I’m writing a bot that scouts the fediverse for “job postings” and then allows to search for jobs on a webpage.
I’m looking for ways to “scout and index the public fediverse” more reliable and more in line with activity-pub.
First, and foremost: yes, there are social issues with indexing the fediverse. People don’t want to be indexed, some instances ban bots, others enable tech to discourage spiders and so on. This thread is not so much about discussing whether or not indexing is evil in itself. So, for the sake of this thread, let’s presume crawling and indexing can have valid use-cases, such as providing a job-board of jobs advertised on the fediverse. There are many other use-cases possible (index book-reviews, find toots that mention your brand to engage, find for users with similar interests, find people with certain interests who are looking for a job, etc). And lets presume that the indexing strategy follows the privacy settings provided by users and instances and ignores any content and profiles that don’t want to be indexed.

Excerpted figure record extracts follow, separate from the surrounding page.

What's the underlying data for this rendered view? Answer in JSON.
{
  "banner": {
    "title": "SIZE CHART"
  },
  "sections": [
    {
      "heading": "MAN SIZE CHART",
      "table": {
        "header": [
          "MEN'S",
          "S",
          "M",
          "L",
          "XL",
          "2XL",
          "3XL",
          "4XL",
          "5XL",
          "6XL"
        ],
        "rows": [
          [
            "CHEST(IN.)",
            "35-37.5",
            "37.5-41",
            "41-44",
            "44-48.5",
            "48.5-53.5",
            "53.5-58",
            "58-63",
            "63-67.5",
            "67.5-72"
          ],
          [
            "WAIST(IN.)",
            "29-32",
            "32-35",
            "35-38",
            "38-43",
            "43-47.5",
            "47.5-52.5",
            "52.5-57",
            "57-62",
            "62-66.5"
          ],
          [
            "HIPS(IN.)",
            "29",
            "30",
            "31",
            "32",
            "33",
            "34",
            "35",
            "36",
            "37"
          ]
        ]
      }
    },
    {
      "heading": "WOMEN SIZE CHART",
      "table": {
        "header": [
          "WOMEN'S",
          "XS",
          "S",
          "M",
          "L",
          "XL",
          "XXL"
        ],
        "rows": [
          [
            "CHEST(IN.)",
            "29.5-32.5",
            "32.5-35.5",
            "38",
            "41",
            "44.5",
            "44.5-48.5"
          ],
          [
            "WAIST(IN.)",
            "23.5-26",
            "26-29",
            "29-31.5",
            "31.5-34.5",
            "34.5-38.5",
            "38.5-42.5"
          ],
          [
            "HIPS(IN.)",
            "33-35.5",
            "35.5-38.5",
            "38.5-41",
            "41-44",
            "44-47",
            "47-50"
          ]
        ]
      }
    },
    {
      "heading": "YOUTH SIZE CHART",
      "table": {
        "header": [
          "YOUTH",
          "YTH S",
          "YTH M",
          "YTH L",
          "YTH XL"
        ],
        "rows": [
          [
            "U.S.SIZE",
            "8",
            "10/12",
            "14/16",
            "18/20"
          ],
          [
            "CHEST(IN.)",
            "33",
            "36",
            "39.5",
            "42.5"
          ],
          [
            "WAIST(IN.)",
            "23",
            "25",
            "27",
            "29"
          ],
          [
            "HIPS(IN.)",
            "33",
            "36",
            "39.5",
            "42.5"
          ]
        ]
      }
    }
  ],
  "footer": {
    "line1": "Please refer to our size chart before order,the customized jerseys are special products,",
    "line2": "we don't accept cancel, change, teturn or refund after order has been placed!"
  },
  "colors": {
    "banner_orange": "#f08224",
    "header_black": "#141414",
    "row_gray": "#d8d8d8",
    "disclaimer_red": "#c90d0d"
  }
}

Given that there are proper use-cases, how would we best attack this problem?
What my bot does now, is both naïve and flakey: it just uses the mastodon REST api of the instance (botsin.space) that it’s registered at to search for hashtags and walk over the toots in those hashtags. It does this several times a day. Additionally it follows the public websocket stream to index toots as they appear.
It is naïve, because it -obviously- misses a lot of content: only the content that is federated to the server the bot uses will be indexed. It is mastodon-api only, and following the websocket breaks easily, esp when we want to do this over months, not hours.
Some things I considered:
I can write (or employ) a crawler. Just and old-fashioned spider that crawls the web, and uses known fediverse servers as boundaries and as input. This seems clumsy, and requires a spider that is rather heavy, as the public side of the fediverse employs a lot of javascript to render content.

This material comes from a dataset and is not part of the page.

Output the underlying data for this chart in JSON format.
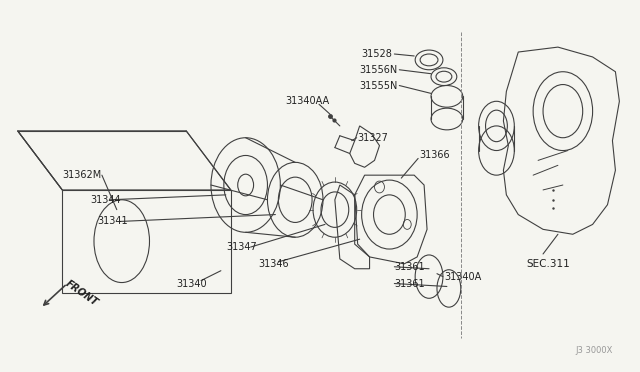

I can improve stability and frequency of the current “read from the REST api” method and just accept that we’ll miss out on content.
I can build a bot that follows everyone and then starts indexing their posts as they now get federated to me. This makes it hard to distinguish “public” content from more private. I now get pushed content that mightn’t be meant to go into a (public) search index. This is frowned upon by the community, for this reason, AFAICS.
And probably some more strategies.
How would you attack this? What has been tried? Are there existing bots, crawlers or other software that tackle some of the “indexing of the fediverse” already?